Berner Anwalt klagt eigene Praktikantin an
Das Wichtigste in Kürze
- Ein Berner Anwalt zeigt seine eigene Praktikantin an, weil sie zu einem Bewerbungsgespräch statt an eine Uni-Vorlesung ging.
- Sowohl die Staatsanwaltschaft Bern-Mittelland als auch das Berner Obergericht zeigten sich davon wenig beeindruckt.

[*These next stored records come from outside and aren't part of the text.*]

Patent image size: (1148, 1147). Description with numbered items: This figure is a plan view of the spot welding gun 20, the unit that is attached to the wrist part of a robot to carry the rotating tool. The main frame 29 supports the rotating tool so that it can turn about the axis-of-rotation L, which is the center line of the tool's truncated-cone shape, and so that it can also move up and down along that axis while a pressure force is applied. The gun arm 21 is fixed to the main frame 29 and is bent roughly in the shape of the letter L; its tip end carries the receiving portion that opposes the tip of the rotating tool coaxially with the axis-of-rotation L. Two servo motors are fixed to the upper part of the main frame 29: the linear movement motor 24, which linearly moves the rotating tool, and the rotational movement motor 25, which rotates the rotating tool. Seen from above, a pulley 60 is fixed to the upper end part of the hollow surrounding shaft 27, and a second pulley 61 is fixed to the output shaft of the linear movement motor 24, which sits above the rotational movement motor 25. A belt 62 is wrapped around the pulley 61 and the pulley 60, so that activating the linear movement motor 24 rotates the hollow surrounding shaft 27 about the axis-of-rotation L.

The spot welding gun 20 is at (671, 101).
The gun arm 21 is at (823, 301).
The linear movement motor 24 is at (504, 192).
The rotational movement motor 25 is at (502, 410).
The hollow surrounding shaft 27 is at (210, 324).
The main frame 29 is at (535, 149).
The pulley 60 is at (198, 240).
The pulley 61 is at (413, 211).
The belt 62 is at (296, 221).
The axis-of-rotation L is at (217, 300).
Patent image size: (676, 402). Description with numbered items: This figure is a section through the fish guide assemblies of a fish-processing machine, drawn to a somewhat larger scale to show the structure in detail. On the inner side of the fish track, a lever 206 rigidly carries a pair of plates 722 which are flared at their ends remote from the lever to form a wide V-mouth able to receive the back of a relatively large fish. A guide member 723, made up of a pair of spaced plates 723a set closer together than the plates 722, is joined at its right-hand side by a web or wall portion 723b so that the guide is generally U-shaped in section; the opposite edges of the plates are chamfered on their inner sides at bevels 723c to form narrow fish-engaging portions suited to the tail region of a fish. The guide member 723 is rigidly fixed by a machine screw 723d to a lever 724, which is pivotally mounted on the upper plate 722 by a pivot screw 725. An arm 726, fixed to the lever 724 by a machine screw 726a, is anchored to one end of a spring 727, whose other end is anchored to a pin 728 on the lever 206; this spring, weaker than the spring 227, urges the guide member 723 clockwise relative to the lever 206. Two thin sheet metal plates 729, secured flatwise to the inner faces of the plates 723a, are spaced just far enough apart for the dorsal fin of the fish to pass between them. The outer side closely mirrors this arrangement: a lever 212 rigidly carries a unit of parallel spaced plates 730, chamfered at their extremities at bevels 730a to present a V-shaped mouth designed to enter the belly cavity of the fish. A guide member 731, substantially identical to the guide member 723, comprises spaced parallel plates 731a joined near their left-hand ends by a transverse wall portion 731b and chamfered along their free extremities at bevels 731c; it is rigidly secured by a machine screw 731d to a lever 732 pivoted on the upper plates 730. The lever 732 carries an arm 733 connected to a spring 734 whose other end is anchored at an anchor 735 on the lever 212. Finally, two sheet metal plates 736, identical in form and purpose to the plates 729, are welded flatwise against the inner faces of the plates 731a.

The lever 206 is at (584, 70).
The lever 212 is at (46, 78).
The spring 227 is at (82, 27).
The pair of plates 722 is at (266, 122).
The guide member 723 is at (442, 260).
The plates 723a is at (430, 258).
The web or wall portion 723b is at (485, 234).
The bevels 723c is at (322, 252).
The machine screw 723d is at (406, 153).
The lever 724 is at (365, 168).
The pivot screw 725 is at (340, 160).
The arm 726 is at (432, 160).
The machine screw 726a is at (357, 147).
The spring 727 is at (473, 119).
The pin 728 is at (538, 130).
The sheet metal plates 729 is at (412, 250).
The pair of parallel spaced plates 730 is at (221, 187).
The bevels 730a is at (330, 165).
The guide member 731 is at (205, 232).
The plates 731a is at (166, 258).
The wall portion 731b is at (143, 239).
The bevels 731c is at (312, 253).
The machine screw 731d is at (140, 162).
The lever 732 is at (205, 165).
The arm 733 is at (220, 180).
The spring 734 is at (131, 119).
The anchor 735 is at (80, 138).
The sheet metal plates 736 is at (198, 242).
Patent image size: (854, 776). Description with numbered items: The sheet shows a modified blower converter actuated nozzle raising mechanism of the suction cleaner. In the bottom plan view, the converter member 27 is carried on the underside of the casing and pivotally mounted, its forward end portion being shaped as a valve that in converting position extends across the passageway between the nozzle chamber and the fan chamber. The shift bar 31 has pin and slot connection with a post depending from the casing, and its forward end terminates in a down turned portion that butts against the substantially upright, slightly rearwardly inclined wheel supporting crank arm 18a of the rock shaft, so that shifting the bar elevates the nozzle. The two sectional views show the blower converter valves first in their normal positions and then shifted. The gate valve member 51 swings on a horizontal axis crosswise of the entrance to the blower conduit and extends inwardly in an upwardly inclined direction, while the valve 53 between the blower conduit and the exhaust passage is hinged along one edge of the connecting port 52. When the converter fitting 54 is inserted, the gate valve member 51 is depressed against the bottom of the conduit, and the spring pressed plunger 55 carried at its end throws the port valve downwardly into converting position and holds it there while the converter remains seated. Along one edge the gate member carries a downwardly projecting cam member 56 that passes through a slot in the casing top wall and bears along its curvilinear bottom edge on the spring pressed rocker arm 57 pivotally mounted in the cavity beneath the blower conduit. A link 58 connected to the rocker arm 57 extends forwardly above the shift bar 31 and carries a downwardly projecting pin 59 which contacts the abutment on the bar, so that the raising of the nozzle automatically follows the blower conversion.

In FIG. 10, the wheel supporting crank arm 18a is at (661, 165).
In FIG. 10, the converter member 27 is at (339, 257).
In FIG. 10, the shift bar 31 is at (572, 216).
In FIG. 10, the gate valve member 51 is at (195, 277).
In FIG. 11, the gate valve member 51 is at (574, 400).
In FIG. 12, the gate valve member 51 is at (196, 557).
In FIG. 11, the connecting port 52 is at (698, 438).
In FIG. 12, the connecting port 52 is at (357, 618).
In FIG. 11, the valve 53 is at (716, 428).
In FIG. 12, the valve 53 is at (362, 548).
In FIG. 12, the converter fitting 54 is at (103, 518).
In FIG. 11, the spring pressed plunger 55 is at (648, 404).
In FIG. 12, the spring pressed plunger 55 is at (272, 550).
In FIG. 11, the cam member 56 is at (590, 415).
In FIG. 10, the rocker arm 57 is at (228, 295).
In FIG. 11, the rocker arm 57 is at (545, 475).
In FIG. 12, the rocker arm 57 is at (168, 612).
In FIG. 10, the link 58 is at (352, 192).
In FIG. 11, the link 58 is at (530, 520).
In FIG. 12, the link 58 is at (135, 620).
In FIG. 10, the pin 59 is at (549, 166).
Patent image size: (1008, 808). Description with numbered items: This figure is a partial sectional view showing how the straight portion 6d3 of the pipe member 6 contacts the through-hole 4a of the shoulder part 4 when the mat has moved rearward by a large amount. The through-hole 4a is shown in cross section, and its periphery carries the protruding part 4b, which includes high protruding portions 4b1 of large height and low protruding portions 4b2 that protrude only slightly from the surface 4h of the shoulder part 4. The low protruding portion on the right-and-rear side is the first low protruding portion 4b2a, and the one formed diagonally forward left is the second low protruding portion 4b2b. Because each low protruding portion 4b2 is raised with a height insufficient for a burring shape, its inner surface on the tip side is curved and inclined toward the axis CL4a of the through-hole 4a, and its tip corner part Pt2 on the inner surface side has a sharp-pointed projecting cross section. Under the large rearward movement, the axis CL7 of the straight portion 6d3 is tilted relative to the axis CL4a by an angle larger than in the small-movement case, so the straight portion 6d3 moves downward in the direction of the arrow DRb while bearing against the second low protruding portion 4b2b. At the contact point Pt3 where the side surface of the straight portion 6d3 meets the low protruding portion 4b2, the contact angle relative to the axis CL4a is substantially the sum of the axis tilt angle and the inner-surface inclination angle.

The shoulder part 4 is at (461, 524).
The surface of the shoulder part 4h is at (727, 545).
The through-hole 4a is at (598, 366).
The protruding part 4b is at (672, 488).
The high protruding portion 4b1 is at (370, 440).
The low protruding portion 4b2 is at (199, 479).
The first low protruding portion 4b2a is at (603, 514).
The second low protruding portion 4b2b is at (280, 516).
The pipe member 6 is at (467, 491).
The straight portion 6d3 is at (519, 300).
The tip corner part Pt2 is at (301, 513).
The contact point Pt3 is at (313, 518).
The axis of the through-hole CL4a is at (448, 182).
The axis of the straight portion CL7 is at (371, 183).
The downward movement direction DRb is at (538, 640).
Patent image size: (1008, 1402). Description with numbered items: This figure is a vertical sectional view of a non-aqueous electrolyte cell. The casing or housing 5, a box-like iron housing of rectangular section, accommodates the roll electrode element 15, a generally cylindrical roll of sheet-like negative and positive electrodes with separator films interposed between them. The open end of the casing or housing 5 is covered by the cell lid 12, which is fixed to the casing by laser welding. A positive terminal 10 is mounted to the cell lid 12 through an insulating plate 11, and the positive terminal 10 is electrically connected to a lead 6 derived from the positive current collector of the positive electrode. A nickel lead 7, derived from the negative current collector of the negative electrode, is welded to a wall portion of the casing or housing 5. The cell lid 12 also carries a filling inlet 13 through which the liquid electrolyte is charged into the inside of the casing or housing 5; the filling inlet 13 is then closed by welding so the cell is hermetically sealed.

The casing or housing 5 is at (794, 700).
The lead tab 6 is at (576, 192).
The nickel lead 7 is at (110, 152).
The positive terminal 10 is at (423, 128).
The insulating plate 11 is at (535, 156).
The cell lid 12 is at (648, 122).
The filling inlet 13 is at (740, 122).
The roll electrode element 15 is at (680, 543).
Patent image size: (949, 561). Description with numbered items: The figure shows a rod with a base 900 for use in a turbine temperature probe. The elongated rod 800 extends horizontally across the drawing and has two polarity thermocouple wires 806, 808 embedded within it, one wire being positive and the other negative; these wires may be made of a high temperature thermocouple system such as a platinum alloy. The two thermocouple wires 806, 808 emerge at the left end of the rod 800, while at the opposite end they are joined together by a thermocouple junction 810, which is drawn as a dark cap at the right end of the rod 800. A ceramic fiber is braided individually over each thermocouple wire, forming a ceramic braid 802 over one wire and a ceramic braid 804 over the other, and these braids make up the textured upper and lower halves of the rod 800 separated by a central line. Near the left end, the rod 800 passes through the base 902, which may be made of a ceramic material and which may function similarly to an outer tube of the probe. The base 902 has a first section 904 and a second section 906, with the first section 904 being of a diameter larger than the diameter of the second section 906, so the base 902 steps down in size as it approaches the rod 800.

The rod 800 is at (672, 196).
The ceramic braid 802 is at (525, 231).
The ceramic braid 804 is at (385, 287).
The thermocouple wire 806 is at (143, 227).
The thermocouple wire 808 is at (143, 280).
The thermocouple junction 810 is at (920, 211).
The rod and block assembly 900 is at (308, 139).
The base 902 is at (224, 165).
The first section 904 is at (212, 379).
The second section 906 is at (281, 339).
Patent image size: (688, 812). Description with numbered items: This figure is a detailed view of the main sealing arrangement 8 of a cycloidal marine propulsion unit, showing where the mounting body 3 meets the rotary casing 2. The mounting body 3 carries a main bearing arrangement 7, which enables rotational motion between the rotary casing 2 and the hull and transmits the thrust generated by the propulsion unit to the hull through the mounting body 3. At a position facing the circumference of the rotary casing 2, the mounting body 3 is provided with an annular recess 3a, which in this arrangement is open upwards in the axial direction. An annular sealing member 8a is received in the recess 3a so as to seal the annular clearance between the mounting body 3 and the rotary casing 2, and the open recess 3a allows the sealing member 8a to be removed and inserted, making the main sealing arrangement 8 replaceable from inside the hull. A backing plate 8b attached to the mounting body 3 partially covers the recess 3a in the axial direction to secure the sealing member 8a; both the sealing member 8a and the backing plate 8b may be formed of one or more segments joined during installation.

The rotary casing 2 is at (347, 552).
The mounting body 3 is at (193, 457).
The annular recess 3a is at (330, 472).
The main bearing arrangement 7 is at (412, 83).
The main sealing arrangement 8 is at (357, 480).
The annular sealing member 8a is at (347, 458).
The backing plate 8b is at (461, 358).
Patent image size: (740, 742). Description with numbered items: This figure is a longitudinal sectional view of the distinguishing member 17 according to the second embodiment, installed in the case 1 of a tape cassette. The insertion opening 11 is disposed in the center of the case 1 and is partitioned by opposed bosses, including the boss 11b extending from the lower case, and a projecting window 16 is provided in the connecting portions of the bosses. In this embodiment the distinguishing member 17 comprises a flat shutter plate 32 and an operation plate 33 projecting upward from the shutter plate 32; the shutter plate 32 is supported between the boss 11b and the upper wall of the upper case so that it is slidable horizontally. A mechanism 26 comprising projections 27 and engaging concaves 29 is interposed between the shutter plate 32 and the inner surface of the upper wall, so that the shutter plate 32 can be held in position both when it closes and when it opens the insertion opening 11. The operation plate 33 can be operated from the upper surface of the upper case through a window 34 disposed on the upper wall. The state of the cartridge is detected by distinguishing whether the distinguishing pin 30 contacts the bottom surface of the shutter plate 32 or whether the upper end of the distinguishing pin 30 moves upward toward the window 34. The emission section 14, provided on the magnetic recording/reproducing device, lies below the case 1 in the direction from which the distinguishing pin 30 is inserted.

- Stattdessen brummte das Obergericht dem Anwalt die Prozesskosten sowie eine Entschädigung für die Praktikantin auf.
Alles begann
kurz vor Ostern: Die Praktikantin eines Berner Anwaltsbüros begab sich für ein
externes Bewerbungsgespräch in eine einstündige Pause. Bei ihrem derzeitigen
Arbeitgeber gab sie allerdings an, eine Verlosung an der Universität zu
besuchen.
Erst als die
Frau bereits ihr Arbeitsverhältnis gekündigt hatte, kam der Anwalt seiner
Praktikantin auf die Schliche. Er stellte sie frei und reichte Strafanzeige
ein.
Wie die
«Berner Zeitung» berichtet, stiess die Anzeige bei der Staatsanwaltschaft
Bern-Mittelland allerdings auf wenig Verständnis: Es fehle die strafbare Handlung. Auch
der finanzielle Schaden sei zu gering. Kein Wunder: Der Monatslohn der Praktikantin
betrug 2000 Franken pro Monat. Auf eine Stunde heruntergebrochen, sind das
12.50 Franken.
Anwalt schnitt sich ins eigene Fleisch
Das liess der
Anwalt allerdings nicht einfach auf sich beruhen, und zog deshalb ans
Obergericht weiter. Seine Begründung: Der Schaden sei höher. Er habe seiner
Praktikantin auch nach der geschwänzten Stunde noch Lohn bezahlt und Zeit «in Erwartung einer längerfristigen
Zusammenarbeit» investiert. Infolgedessen verlangte er eine Strafuntersuchung
und eine angemessene Sanktion.
Doch auch das
Obergericht zeigte sich wenig beeindruckt: Die Falschbuchung begründe weder
eine für den Betrug vorausgesetzte Bereicherungsabsicht, noch sei eine
arglistige Täuschung im strafrechtlichen Sinn erkennbar.
Im Gegenzug
muss der Anwalt nun selbst in die Tasche greifen: Das Gericht erlegte ihm die
Prozesskosten von 1000 Franken auf. Ferner muss er seiner ehemaligen Praktikantin
629.20 Franken als Entschädigung zahlen.